Se encendió entonces la polémica por determinar las causas de esta tragedia. La ministra de Ambiente, en una declaración supremamente errática y desafortunada, dijo que lo sucedido en Casanare era la consecuencia normal de un verano también normal, y que apenas habían muerto varios miles de chigüiros dentro de una población de un millón. Por su parte las petroleras negaron hacer un uso irresponsable, cuando no criminal, del agua de la región para sus propósitos; otras disculpas sacaron los responsables de los cultivos extensivos de palma africana y arroz. No hace falta ser un experto ambientalista para sospechar con justa causa que todos faltan a la verdad y que evidentemente todos son responsables de los enormes daños causados.
Y nos la pasamos de desastre en desastre: unos que llegan de un momento a otro como el reciente incendio en Unguía - Chocó, donde quedaron destruidas 3.800 hectáreas de valiosísima selva, y otros que se demoran años en consolidarse, como la total devastación del río Dagua y su ecosistema en el Valle del Cauca por cuenta de la minería.

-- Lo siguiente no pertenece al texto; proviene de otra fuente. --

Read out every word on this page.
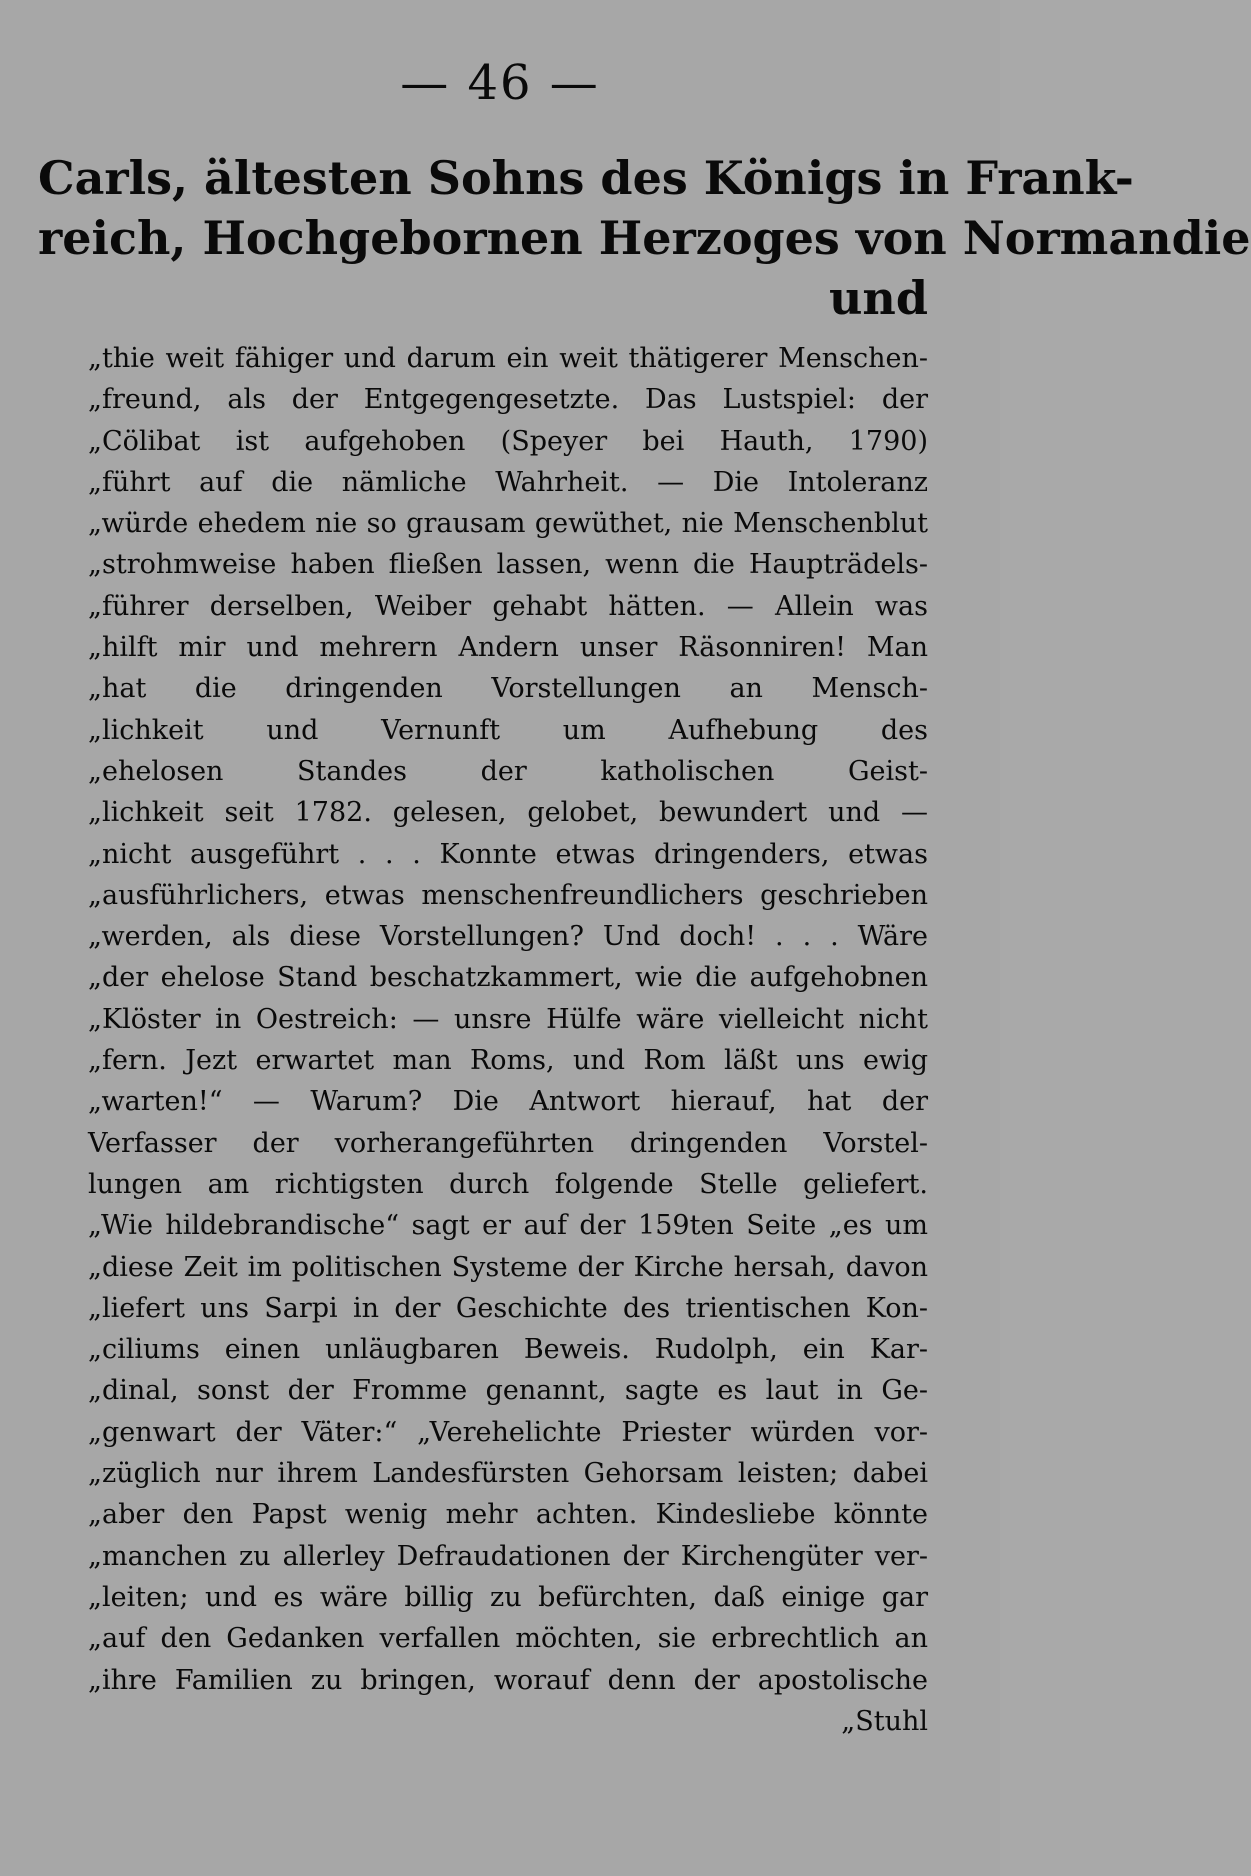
— 46 —
Carls, ältesten Sohns des Königs in Frank-
reich, Hochgebornen Herzoges von Normandie
und
„thie weit fähiger und darum ein weit thätigerer Menschen-
„freund, als der Entgegengesetzte. Das Lustspiel: der
„Cölibat ist aufgehoben (Speyer bei Hauth, 1790)
„führt auf die nämliche Wahrheit. — Die Intoleranz
„würde ehedem nie so grausam gewüthet, nie Menschenblut
„strohmweise haben fließen lassen, wenn die Haupträdels-
„führer derselben, Weiber gehabt hätten. — Allein was
„hilft mir und mehrern Andern unser Räsonniren! Man
„hat die dringenden Vorstellungen an Mensch-
„lichkeit und Vernunft um Aufhebung des
„ehelosen Standes der katholischen Geist-
„lichkeit seit 1782. gelesen, gelobet, bewundert und —
„nicht ausgeführt . . . Konnte etwas dringenders, etwas
„ausführlichers, etwas menschenfreundlichers geschrieben
„werden, als diese Vorstellungen? Und doch! . . . Wäre
„der ehelose Stand beschatzkammert, wie die aufgehobnen
„Klöster in Oestreich: — unsre Hülfe wäre vielleicht nicht
„fern. Jezt erwartet man Roms, und Rom läßt uns ewig
„warten!“ — Warum? Die Antwort hierauf, hat der
Verfasser der vorherangeführten dringenden Vorstel-
lungen am richtigsten durch folgende Stelle geliefert.
„Wie hildebrandische“ sagt er auf der 159ten Seite „es um
„diese Zeit im politischen Systeme der Kirche hersah, davon
„liefert uns Sarpi in der Geschichte des trientischen Kon-
„ciliums einen unläugbaren Beweis. Rudolph, ein Kar-
„dinal, sonst der Fromme genannt, sagte es laut in Ge-
„genwart der Väter:“ „Verehelichte Priester würden vor-
„züglich nur ihrem Landesfürsten Gehorsam leisten; dabei
„aber den Papst wenig mehr achten. Kindesliebe könnte
„manchen zu allerley Defraudationen der Kirchengüter ver-
„leiten; und es wäre billig zu befürchten, daß einige gar
„auf den Gedanken verfallen möchten, sie erbrechtlich an
„ihre Familien zu bringen, worauf denn der apostolische
„Stuhl
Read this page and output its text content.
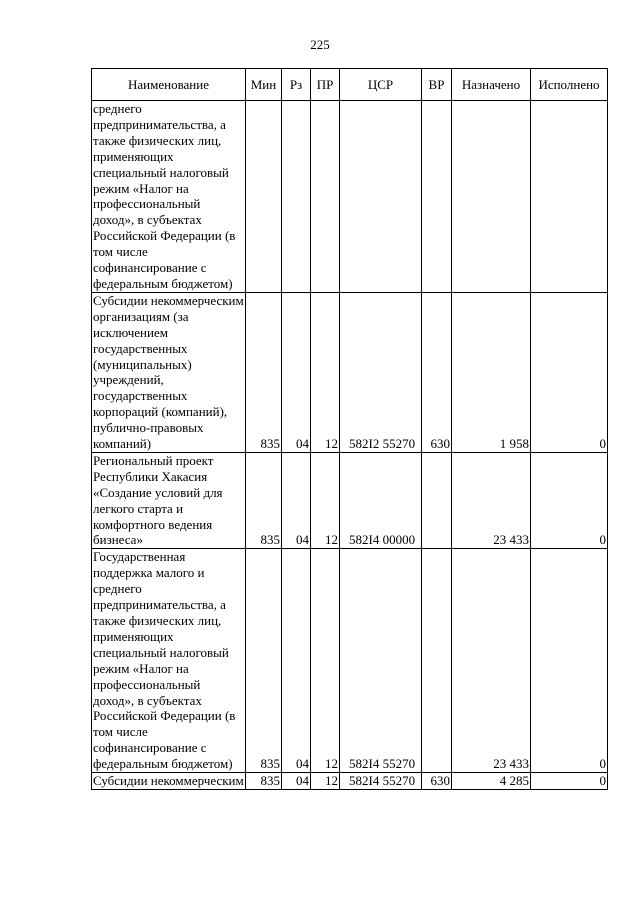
225
Наименование	Мин	Рз	ПР	ЦСР	ВР	Назначено	Исполнено
среднего предпринимательства, а также физических лиц, применяющих специальный налоговый режим «Налог на профессиональный доход», в субъектах Российской Федерации (в том числе софинансирование с федеральным бюджетом)							
Субсидии некоммерческим организациям (за исключением государственных (муниципальных) учреждений, государственных корпораций (компаний), публично-правовых компаний)	835	04	12	582I2 55270	630	1 958	0
Региональный проект Республики Хакасия «Создание условий для легкого старта и комфортного ведения бизнеса»	835	04	12	582I4 00000		23 433	0
Государственная поддержка малого и среднего предпринимательства, а также физических лиц, применяющих специальный налоговый режим «Налог на профессиональный доход», в субъектах Российской Федерации (в том числе софинансирование с федеральным бюджетом)	835	04	12	582I4 55270		23 433	0
Субсидии некоммерческим	835	04	12	582I4 55270	630	4 285	0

Traspasando la superficie de las declaraciones a favor del medio ambiente que todos los días se hacen, lo que aparece más claro es el desdén de unos y otros sobre una realidad tremendamente perturbadora: Colombia es una mega potencia mundial en biodiversidad, pero estamos haciendo todos los esfuerzos posibles por convertirla en una cloaca en todos los puntos cardinales. Varios datos lo corroboran: somos el segundo país en el mundo con más conflictos ambientales; hace 15 años estábamos dentro de los diez primeros países en buen manejo ambiental, hoy ocupamos el puesto 85; hace 20 años teníamos el cuarto lugar en disponibilidad de agua potable por habitante, hoy es el 24. Pensar que el primer código ambiental en el mundo fue el colombiano en 1974. Bueno, pero como tantas leyes nuestras, poco se cumplió.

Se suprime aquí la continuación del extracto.